La lithiase biliaire est une maladie courante dont l’incidence augmente avec l’âge, source de complications qui peuvent être graves. Le problème en urgence est de pouvoir incriminer une lithiase biliaire visualisée sur les examens complémentaires avec le symptôme qui a motivé la consultation. D’autre part de confirmer l’origine biliaire dans des états septiques sévères pour ne pas passer à côté d’une solution chirurgicale dans le traitement.

Il y a tous les ans en France (mais pas seulement), la pratique de cholécystectomies pour lithiase biliaire dont une partie n’a pas réellement prouvée que la lithiase était à l’origine des symptômes initiaux. La vésicule biliaire étant un organe qui ne sert à rien, un reliquat de la phylogenèse, son ablation n’est pas vue comme risquée. Ceci dit et malgré la généralisation de chirurgie ambulatoire moins invasive, une intervention garde des risques et son lot de petites ou grandes complications. C’est toujours regrettable quand l’indication initiale était assez floue.

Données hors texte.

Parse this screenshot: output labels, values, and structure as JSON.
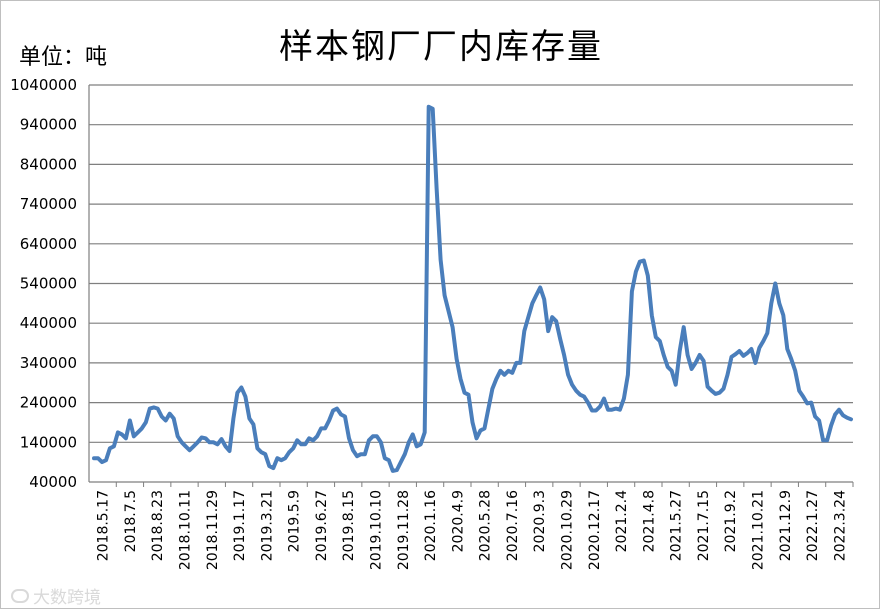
{
  "title": "样本钢厂厂内库存量",
  "unit_label": "单位：吨",
  "watermark": "大数跨境",
  "colors": {
    "line": "#4a7ebb",
    "grid": "#7f7f7f",
    "axis": "#7f7f7f"
  },
  "chart_data": {
    "type": "line",
    "title": "样本钢厂厂内库存量",
    "ylabel": "单位：吨",
    "ylim": [
      40000,
      1040000
    ],
    "y_ticks": [
      1040000,
      940000,
      840000,
      740000,
      640000,
      540000,
      440000,
      340000,
      240000,
      140000,
      40000
    ],
    "grid": "horizontal",
    "x_ticks": [
      "2018.5.17",
      "2018.7.5",
      "2018.8.23",
      "2018.10.11",
      "2018.11.29",
      "2019.1.17",
      "2019.3.21",
      "2019.5.9",
      "2019.6.27",
      "2019.8.15",
      "2019.10.10",
      "2019.11.28",
      "2020.1.16",
      "2020.4.9",
      "2020.5.28",
      "2020.7.16",
      "2020.9.3",
      "2020.10.29",
      "2020.12.17",
      "2021.2.4",
      "2021.4.8",
      "2021.5.27",
      "2021.7.15",
      "2021.9.2",
      "2021.10.21",
      "2021.12.9",
      "2022.1.27",
      "2022.3.24"
    ],
    "series": [
      {
        "values": [
          100000,
          100000,
          90000,
          95000,
          125000,
          130000,
          165000,
          160000,
          150000,
          195000,
          155000,
          165000,
          175000,
          190000,
          225000,
          228000,
          225000,
          205000,
          195000,
          212000,
          200000,
          155000,
          140000,
          130000,
          120000,
          130000,
          140000,
          152000,
          150000,
          140000,
          140000,
          135000,
          148000,
          130000,
          118000,
          200000,
          265000,
          278000,
          255000,
          200000,
          185000,
          125000,
          115000,
          110000,
          80000,
          75000,
          100000,
          95000,
          100000,
          115000,
          125000,
          145000,
          135000,
          135000,
          150000,
          145000,
          155000,
          175000,
          175000,
          195000,
          220000,
          225000,
          210000,
          205000,
          150000,
          120000,
          105000,
          110000,
          110000,
          145000,
          155000,
          155000,
          140000,
          100000,
          95000,
          68000,
          70000,
          90000,
          110000,
          140000,
          160000,
          130000,
          135000,
          165000,
          985000,
          980000,
          780000,
          600000,
          510000,
          470000,
          430000,
          350000,
          300000,
          265000,
          260000,
          190000,
          150000,
          170000,
          175000,
          225000,
          275000,
          300000,
          320000,
          310000,
          320000,
          315000,
          340000,
          340000,
          420000,
          455000,
          490000,
          510000,
          530000,
          500000,
          420000,
          455000,
          445000,
          400000,
          360000,
          310000,
          285000,
          270000,
          260000,
          255000,
          240000,
          220000,
          220000,
          230000,
          250000,
          222000,
          222000,
          225000,
          222000,
          250000,
          310000,
          520000,
          570000,
          595000,
          598000,
          560000,
          460000,
          405000,
          395000,
          360000,
          330000,
          320000,
          285000,
          370000,
          430000,
          360000,
          325000,
          340000,
          360000,
          345000,
          280000,
          270000,
          262000,
          265000,
          275000,
          310000,
          355000,
          362000,
          370000,
          358000,
          365000,
          375000,
          340000,
          378000,
          395000,
          415000,
          490000,
          540000,
          490000,
          460000,
          375000,
          350000,
          320000,
          270000,
          255000,
          238000,
          240000,
          205000,
          195000,
          145000,
          145000,
          182000,
          210000,
          222000,
          208000,
          202000,
          198000
        ]
      }
    ]
  }
}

Cette introduction n’est pas un plaidoyer contre les thérapeutiques radicales en cas de maladie biliaire mais cherche à faire relativiser une situation où on va opérer de plus en plus précocément des sujets jeunes en bonne santé chez qui il y a peut être une lithiase symptômatique, et récuser des  sujets âgés avec comorbidités ou traitements qui entrainent un risque opératoire plus important, et qui sont pourtant nettement plus à risque de faire les complications graves de la lithiase biliaire (ouf cette phrase est enfin finie).

Physiopathologie

La bile est produite par le foie et sert à faciliter la digestion. Entre les repas elle s’écoule jusqu’à l’intestin grêle, avant de refluer vers la vésicule biliaire qui sert de stockage. La bile est composée de sels biliaires qui permettent la digestion des graisses en émulsions via la lipase pancréatique. Elle permet aussi l’évacuation de certaines toxines métabolisées par le foie, ainsi que certains médicaments, et de la bilirubine provenant de la dégradation de l’hémoglobine. Elle participe au métabolisme du choléstérol. L’absence d’évacuation normale de la bile aboutit à un ictère par rétention.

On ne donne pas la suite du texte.